“Psycho Lauterbach”: Vaccination opponents smear Lauterbach’s office

“Psycho Lauterbach”
Vaccination opponents smear Lauterbach’s office

It’s no secret that Karl Lauterbach didn’t just make friends during the pandemic. Opponents of the vaccination have even visited his private apartment several times, says the new health minister. Now new slogans adorn his constituency office.

The Cologne constituency office of the new Federal Minister of Health Karl Lauterbach was smeared with slogans during the night that are apparently related to the corona vaccinations. As a police spokeswoman said, strangers smeared, among other things, “Minister of Disease” and “Murderer” as well as “Hands off our children” and “Psycho Lauterbach” at the office. The state security has started the investigation. The investigators are now looking for witnesses.

Lauterbach himself had made the process public in an interview with “BILD”. Anti-vaccination campaigners have also visited his private apartment several times, according to the SPD politician. Last Friday, four people held an unauthorized demonstration in front of Lauterbach’s apartment in Cologne. The police had given the opponents to the vaccination site and posted complaints about an unannounced gathering. The previous SPD member and health expert Lauterbach had only taken his oath of office as health minister on Wednesday.

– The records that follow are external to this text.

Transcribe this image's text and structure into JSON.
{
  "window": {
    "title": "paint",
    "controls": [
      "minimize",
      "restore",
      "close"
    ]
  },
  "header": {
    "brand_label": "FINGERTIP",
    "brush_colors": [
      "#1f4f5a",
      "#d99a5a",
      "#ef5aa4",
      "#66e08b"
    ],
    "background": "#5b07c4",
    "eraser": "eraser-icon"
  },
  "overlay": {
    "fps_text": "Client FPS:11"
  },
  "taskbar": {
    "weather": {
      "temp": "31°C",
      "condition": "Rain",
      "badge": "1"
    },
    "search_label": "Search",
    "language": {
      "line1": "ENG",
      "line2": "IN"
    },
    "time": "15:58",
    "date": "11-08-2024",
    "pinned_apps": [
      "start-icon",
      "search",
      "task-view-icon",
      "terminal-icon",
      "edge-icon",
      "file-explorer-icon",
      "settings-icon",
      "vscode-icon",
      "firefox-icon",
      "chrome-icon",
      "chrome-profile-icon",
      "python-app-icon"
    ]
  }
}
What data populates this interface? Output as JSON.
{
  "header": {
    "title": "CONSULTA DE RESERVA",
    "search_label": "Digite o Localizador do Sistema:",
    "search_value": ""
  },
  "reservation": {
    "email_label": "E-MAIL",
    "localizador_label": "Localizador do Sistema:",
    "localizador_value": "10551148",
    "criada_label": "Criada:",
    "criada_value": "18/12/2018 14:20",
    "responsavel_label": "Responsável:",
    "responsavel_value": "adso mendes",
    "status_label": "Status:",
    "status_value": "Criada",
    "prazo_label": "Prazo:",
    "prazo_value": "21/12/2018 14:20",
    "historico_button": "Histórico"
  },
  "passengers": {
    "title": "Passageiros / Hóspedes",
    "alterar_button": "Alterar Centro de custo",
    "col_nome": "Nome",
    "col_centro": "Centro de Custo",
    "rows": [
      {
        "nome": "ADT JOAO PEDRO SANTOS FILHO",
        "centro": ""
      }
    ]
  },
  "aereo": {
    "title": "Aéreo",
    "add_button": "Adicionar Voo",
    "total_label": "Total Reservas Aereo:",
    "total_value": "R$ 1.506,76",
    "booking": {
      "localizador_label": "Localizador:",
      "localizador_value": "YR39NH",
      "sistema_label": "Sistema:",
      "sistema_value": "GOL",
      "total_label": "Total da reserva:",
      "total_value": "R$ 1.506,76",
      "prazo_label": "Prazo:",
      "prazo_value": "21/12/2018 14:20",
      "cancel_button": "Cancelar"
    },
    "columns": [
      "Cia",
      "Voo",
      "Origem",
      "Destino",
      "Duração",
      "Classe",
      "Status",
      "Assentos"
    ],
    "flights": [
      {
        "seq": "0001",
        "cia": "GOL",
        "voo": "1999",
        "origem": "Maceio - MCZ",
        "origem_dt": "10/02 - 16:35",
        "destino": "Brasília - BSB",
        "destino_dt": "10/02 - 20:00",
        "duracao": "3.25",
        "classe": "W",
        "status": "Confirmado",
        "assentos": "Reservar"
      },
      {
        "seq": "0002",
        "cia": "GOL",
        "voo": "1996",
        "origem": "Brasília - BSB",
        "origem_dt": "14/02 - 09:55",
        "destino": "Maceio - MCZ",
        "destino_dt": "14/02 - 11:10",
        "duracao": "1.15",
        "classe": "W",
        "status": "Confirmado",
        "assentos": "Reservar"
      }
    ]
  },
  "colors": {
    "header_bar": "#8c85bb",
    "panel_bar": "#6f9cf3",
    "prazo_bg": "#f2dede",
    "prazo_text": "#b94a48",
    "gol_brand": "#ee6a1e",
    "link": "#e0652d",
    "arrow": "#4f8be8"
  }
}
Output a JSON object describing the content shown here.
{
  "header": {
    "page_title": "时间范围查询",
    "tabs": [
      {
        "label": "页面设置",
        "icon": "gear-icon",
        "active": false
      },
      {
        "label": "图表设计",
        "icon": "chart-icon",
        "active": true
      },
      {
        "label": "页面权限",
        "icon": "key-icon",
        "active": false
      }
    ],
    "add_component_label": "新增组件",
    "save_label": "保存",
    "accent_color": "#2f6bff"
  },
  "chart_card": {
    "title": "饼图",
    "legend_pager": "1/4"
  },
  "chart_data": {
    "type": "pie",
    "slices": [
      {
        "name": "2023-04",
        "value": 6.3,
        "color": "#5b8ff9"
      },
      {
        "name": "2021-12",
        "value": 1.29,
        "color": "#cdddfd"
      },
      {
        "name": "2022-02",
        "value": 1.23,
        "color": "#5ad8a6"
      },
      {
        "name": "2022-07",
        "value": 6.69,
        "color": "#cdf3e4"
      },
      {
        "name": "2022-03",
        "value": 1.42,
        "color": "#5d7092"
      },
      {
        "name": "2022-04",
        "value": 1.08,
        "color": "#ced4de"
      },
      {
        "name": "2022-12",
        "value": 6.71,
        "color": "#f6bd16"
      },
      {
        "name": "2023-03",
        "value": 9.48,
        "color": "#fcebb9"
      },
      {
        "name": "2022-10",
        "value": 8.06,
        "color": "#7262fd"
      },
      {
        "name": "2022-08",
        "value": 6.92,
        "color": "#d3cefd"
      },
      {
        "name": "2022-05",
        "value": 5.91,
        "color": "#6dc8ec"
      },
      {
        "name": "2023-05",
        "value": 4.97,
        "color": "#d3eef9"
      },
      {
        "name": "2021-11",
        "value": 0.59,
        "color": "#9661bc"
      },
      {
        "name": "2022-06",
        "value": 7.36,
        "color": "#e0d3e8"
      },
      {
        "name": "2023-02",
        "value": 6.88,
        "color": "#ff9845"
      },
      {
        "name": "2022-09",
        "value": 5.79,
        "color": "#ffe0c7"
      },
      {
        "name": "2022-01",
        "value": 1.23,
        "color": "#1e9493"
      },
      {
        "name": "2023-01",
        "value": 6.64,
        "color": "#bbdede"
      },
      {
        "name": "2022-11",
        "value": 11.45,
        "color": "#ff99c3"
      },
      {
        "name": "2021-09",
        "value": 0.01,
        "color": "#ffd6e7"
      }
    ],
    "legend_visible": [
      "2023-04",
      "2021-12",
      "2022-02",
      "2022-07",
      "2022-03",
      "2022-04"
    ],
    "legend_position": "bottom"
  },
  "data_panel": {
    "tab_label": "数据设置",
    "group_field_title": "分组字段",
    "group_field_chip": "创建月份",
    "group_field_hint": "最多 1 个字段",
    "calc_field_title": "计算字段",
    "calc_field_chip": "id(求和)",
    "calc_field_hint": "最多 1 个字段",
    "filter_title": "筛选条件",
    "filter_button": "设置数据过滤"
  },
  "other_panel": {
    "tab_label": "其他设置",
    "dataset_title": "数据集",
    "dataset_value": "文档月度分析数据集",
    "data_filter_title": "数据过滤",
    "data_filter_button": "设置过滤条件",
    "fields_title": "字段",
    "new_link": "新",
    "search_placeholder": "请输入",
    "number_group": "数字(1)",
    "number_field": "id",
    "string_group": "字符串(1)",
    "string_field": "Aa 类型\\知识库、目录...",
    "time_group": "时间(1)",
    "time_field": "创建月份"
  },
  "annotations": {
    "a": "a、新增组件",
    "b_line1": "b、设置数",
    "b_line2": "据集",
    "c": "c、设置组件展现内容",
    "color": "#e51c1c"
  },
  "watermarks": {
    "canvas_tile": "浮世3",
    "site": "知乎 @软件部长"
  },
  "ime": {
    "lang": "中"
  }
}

Saxony’s Deputy Prime Minister Martin Dulig has demanded a clear response from the rule of law to the radicalization of opponents of the state’s corona policy. In the Federal Council, the SPD politician recalled, among other things, the march of protesters with torches in front of the house of the Saxon Health Minister Petra Köpping and the wishes for murder against Saxony’s Prime Minister Michael Kretschmer expressed in the Telegram communications service. It must become clear “that the rule of law is using all means at its disposal to give a clear stop signal, to persecute it consistently and also to punish it,” said the SPD politician in the Federal Council in Berlin. “People want to be protected. And they also want to know that the state is able to act,” said Dulig.